Biden to appoint coordinator to address book bans ahead of Pride Month event
By Donald Judd and Maegan Vazquez, CNN
(CNN) -- (CNN) — President Joe Biden will appoint a new federal coordinator to address the increase in book bans enacted across different states – part of a slew of new actions that he announced on Thursday aimed at protecting the LGBTQ+ community.
Biden announced the actions during a news conference with British Prime Minister Rishi Sunak. He was originally set to host what White House Domestic Policy Adviser Neera Tanden called “the largest Pride celebration in White House history.” The celebration on the South Lawn, which was set for Thursday but was postponed until Saturday due to air quality issues caused by wildfires in Canada, will demonstrate “that LGBTQ people belong in the People’s House,” she said.
“LGBTQ Americans, especially children: You’re loved, you’re heard and this administration has your back, I mean it,” Biden said. “We are not relenting one single second to make sure that they’re protected.”
The Pride Month event and new executive actions are the latest efforts by the administration’s to protect the LGBTQ+ community as largely conservative state leaders have led attempts to pass laws targeting their rights. The American Civil Liberties Union is tracking 491 anti-LGBTQ bills introduced across the US since the beginning of the 2023 legislative session.
As part of Thursday’s announcement, the Department of Education’s Office of Civil Rights will appoint a new coordinator specifically tasked with combating book bans enacted at the state and local level.
In March, the American Library Association released data documenting 1,269 demands to censor library books and resources in 2022, marking the highest number of attempted book bans since the association began compiling the data more than 20 years ago. And an April report from free speech organization PEN America found book bans rose during the first half of the 2022-2023 school year. Almost a third of the bans were the result of newly enacted state laws, according to the report, which found bans were most prevalent in five states: Texas, Florida, Missouri, Utah and South Carolina.
“Across the country, our nation is facing a spike in book bans, and these efforts disproportionately target the LGBTQI+ community as well as communities of color,” an administration official told reporters on a call previewing Thursday’s announcement. “These aren’t just attacks on the rights of LGBTQI+ Americans, they are part and parcel of a coordinated attack on our democracy.”

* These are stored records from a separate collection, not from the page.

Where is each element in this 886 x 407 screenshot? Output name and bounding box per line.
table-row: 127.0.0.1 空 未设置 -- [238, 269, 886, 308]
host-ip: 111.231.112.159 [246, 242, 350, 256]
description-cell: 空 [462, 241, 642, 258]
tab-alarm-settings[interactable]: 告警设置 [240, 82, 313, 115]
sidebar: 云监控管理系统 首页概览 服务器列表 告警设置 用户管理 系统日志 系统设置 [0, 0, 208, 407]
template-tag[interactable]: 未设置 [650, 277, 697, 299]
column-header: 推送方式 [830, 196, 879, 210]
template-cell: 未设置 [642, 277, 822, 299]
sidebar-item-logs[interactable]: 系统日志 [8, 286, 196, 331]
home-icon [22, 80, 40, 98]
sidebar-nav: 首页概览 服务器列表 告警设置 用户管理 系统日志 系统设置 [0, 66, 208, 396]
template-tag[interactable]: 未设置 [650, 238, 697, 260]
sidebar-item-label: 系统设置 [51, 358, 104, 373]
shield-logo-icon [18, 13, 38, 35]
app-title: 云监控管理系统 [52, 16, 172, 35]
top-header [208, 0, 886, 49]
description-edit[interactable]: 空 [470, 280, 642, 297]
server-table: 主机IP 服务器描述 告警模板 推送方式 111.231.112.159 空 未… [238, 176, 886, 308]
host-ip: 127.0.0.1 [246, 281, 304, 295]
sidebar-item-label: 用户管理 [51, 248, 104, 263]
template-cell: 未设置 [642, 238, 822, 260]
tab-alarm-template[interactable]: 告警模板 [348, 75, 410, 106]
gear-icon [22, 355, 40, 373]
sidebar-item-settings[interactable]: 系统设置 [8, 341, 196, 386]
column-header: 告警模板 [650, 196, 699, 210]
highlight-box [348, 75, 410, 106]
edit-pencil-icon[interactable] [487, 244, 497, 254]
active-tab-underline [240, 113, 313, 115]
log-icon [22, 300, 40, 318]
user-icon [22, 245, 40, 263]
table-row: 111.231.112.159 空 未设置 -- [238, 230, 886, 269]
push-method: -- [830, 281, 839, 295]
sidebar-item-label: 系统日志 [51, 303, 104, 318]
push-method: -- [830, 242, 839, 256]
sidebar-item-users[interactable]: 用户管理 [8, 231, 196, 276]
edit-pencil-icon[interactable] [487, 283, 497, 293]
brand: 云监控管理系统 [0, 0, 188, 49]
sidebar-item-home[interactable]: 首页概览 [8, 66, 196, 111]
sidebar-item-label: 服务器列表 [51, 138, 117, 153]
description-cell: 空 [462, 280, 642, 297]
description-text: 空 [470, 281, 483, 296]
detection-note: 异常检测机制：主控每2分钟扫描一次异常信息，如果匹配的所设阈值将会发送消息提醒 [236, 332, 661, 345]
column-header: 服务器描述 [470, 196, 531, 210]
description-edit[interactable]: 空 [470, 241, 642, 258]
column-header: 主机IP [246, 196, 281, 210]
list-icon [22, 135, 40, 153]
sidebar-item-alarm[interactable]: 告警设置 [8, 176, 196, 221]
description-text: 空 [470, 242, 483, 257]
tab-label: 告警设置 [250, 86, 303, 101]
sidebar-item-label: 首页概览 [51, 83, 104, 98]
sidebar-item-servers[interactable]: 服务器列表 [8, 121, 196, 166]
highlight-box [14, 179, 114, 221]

The administration is also expected to unveil a new Department of Homeland Security-led partnership with the Departments of Justice and Health and Human Services to provide “dedicated safety training and resources,” an expanded DOJ LGBTQ working group, new advisories from HHS to help mental health providers care for transgender and gender-diverse youth, and initiatives to protect LGBTQ youth in foster care and combat youth homelessness in the LGBTQ community.
The announcements are the latest in a series of outreach efforts from the Biden administration to members of the LGBTQ community, and come as the Human Rights Campaign – the United States’ largest lesbian, gay, bisexual, transgender and queer civil rights organization – declared a national state of emergency for members of the LGBTQ community.
In his first month in office, Biden signed an executive order repealing a ban on most transgender Americans joining the military, while in December, he signed into law the Respect for Marriage Act codifying federal protections for same-sex and interracial couples.
The signing was a bookend for a moment a decade ago that helped spark a national political transformation on the issue.
When he was serving as vice president, Biden shocked the country when he came out in public support of same-sex marriage for the first time. His comments prompted then-President Barack Obama to stake out the same position several days later.
In 2021, Biden became the first US president to ever issue a presidential proclamation to mark International Transgender Day of Visibility.
During last year’s Pride Month celebrations, the president issued an executive order which included actions to address legislative efforts in states across the country, protecting children from conversion therapy, safeguarding programs to prevent youth suicide and a new initiative to protect foster youth.
And in April, the administration proposed a new federal rule change that would allow for schools to enforce some restrictions on transgender student athletes, but opposes policies that “categorically” ban those students from participating on sports teams consistent with their gender. The reaction from LGBTQ advocates was mixed, with some groups saying the proposed guidance doesn’t go far enough.
“We know that there’s more work to do, but these meaningful steps will help protect our communities, they will help protect Americans, and they demonstrate our commitment to standing proudly with the LGBT community in the enduring struggle for freedom, justice and equality,” Tanden said Wednesday.
This story has been updated with additional reporting.